Working with customers
I also have contact with other companies, research institutes and growers. Each one with their own specific questions and set-ups. It is extremely interesting to talk to all these people and hear about their experiences and knowledge on certain topics. In some cases, whole new worlds open up here as well. Did you know that most growers still physically enter their greenhouse to double check the settings from a climate control chamber to see if the plants are doing alright? Or that some greenhouses have special bumblebees that are more active in winter, to keep the tomato growth and harvest going? Furthermore, I get to speak in my native language again and it just feels good to hear some typical Dutch dry humour.
Setting up the office lab
As I am a plant researcher by training, not everything is new. I am used to working in a laboratory and I’m enjoying setting up our own laboratory at Vivent to run experiments for the verification of models, pilot tests or just the testing of a new device. At the same time, this is also a challenging part of my daily life as a plant physiologist. Since we do not have the facilities that most research institutes have, we are finding ways to do the same manipulations without having the enormous equipment researchers would normally use. Fortunately, our years of experience help us – Andrzej and me – to know what is really essential and so far it seems to be going better than expected.
Another part of my daily tasks is to support student projects. They often come up with questions or suggestions that amaze us; things we may not have thought of (yet). It is also nice to see their enthusiasm when they hear about the project and see a live plant response to wounding or watering for the first time. It is even better when someone is allowed to ‘play’ with the sensors and plants for the first time (if the COVID rules allow it of course).
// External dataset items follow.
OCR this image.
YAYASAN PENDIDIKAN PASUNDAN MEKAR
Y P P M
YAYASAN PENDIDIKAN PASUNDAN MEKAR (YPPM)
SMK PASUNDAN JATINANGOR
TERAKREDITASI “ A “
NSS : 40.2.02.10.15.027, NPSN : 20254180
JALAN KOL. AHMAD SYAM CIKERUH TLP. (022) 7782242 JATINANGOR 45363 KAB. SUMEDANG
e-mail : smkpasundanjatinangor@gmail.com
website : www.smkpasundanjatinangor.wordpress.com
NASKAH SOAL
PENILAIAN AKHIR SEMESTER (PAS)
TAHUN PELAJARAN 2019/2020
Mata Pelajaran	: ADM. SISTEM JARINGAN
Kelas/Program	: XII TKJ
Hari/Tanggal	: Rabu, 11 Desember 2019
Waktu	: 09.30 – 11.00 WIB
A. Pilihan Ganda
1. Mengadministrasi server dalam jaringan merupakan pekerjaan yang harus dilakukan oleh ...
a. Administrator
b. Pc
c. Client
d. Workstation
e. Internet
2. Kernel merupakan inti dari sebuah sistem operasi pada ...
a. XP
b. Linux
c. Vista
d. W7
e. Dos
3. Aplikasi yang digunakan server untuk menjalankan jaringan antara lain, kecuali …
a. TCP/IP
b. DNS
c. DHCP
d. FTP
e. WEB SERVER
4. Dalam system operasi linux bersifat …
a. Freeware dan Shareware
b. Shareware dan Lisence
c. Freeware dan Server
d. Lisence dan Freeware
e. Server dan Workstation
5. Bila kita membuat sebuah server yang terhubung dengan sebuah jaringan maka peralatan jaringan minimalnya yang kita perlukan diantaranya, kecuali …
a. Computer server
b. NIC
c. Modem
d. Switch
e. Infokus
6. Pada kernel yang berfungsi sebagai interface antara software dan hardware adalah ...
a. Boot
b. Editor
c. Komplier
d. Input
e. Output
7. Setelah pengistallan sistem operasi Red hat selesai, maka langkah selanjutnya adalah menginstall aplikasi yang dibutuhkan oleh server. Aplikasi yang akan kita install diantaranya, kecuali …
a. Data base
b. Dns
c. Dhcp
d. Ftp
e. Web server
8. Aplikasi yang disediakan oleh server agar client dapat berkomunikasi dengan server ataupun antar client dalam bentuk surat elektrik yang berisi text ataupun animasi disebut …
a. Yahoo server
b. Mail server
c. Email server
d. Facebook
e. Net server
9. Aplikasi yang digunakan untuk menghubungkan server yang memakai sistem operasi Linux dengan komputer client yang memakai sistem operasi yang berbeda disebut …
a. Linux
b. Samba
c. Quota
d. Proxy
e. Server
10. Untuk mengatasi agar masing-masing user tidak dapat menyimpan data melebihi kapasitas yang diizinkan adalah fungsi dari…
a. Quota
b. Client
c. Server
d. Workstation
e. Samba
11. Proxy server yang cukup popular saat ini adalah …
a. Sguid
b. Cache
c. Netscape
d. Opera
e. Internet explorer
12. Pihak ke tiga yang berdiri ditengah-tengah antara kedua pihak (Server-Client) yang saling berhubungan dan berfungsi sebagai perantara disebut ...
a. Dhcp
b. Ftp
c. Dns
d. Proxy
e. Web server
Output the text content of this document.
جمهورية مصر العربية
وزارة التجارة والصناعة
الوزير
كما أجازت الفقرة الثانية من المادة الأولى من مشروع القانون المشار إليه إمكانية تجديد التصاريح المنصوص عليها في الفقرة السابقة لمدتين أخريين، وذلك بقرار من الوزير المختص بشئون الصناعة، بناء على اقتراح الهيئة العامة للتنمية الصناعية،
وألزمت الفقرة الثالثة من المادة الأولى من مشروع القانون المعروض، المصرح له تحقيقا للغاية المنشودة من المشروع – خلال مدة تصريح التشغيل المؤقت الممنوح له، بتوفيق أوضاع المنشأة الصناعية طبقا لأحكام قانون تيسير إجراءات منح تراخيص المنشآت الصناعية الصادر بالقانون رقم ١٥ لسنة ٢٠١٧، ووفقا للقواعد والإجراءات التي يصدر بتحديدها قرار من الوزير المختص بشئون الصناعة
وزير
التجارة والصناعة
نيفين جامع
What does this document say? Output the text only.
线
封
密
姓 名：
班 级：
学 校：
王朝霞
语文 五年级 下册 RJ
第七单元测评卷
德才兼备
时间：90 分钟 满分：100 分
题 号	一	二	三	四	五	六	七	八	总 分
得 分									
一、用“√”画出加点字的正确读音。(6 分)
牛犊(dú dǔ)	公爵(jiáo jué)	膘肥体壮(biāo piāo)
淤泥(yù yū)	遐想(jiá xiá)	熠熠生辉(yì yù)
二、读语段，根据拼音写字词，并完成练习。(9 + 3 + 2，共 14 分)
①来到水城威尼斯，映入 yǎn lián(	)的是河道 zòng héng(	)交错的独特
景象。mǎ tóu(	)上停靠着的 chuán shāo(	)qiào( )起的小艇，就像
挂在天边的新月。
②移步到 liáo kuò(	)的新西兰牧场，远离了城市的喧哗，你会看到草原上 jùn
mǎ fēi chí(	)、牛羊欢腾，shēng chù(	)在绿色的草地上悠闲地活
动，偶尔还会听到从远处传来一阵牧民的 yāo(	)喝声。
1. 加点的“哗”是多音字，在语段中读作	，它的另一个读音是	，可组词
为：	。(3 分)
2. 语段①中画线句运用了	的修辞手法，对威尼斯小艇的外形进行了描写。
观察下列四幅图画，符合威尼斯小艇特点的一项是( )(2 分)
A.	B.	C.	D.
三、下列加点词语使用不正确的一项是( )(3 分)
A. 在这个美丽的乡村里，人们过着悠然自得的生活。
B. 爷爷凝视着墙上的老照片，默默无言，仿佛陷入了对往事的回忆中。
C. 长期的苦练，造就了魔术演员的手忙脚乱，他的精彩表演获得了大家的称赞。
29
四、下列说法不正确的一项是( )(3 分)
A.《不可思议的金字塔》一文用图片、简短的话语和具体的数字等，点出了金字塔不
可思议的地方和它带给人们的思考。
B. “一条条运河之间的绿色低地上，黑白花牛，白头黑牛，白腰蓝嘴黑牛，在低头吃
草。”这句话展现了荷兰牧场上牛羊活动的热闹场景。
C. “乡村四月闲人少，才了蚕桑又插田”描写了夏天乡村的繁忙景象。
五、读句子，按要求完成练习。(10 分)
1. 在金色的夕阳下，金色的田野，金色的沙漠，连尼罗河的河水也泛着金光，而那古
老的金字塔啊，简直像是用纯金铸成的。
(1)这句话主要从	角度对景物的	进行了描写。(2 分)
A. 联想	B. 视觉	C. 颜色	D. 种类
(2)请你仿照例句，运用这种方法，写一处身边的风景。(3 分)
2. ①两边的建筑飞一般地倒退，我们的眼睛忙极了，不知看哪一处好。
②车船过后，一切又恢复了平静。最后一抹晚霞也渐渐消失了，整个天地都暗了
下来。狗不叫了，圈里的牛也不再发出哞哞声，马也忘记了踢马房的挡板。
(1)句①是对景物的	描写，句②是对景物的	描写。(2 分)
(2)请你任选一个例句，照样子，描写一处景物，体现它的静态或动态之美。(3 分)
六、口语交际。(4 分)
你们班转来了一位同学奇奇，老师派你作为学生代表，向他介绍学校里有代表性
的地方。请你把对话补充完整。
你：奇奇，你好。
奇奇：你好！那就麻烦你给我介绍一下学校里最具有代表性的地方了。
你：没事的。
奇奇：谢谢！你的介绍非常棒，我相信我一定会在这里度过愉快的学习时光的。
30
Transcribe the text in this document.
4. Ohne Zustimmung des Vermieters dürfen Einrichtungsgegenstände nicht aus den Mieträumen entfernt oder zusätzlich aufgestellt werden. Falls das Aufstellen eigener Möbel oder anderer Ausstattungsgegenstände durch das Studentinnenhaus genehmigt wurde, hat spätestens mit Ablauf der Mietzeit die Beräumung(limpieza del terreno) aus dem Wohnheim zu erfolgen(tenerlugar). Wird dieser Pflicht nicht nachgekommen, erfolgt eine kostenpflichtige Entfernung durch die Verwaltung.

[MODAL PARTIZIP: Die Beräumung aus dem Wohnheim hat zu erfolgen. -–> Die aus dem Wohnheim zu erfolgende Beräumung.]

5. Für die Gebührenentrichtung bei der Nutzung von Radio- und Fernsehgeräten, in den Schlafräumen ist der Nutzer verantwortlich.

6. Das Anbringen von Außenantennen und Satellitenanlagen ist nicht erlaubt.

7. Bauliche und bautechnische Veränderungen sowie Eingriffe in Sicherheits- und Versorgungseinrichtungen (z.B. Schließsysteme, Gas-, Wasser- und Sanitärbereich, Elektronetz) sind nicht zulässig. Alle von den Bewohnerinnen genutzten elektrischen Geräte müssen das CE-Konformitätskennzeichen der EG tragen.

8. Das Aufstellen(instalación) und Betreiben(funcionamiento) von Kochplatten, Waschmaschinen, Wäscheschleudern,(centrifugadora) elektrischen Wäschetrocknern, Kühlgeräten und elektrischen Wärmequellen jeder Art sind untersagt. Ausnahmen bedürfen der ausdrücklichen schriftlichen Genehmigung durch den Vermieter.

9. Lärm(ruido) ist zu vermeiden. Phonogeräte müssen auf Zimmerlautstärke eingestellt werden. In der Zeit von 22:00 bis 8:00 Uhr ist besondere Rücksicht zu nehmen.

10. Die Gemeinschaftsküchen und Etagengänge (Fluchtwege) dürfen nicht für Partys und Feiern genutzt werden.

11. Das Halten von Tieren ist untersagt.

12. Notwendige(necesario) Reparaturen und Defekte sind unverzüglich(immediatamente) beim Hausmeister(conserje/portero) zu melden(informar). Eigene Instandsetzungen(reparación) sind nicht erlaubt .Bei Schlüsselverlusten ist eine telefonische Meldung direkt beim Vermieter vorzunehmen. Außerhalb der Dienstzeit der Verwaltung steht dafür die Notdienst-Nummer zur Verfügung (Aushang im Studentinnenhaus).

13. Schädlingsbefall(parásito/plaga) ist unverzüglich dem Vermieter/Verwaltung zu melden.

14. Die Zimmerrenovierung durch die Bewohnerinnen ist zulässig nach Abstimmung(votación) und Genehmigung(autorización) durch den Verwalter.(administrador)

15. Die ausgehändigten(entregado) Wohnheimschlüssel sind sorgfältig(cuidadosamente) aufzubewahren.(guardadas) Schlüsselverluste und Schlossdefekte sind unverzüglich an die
And last but not least, there are the plants
They are talking to us and it is extremely interesting to try and understand what they are telling us. It happens regularly that we have a beautiful spike train (a signal with a lot of spikes, meaning that something is happening to the plant at that very moment) or another feature that we are all amazed at. Images of interesting signals regularly pop-up on the shared channels within the Vivent team. Each plant has its own ‘signature’ and we are only at the beginning of trying to understand all they’re saying. I can only say that it is extremely enjoyable, every day comes with new challenges and I hope to be allowed to listen in for much longer.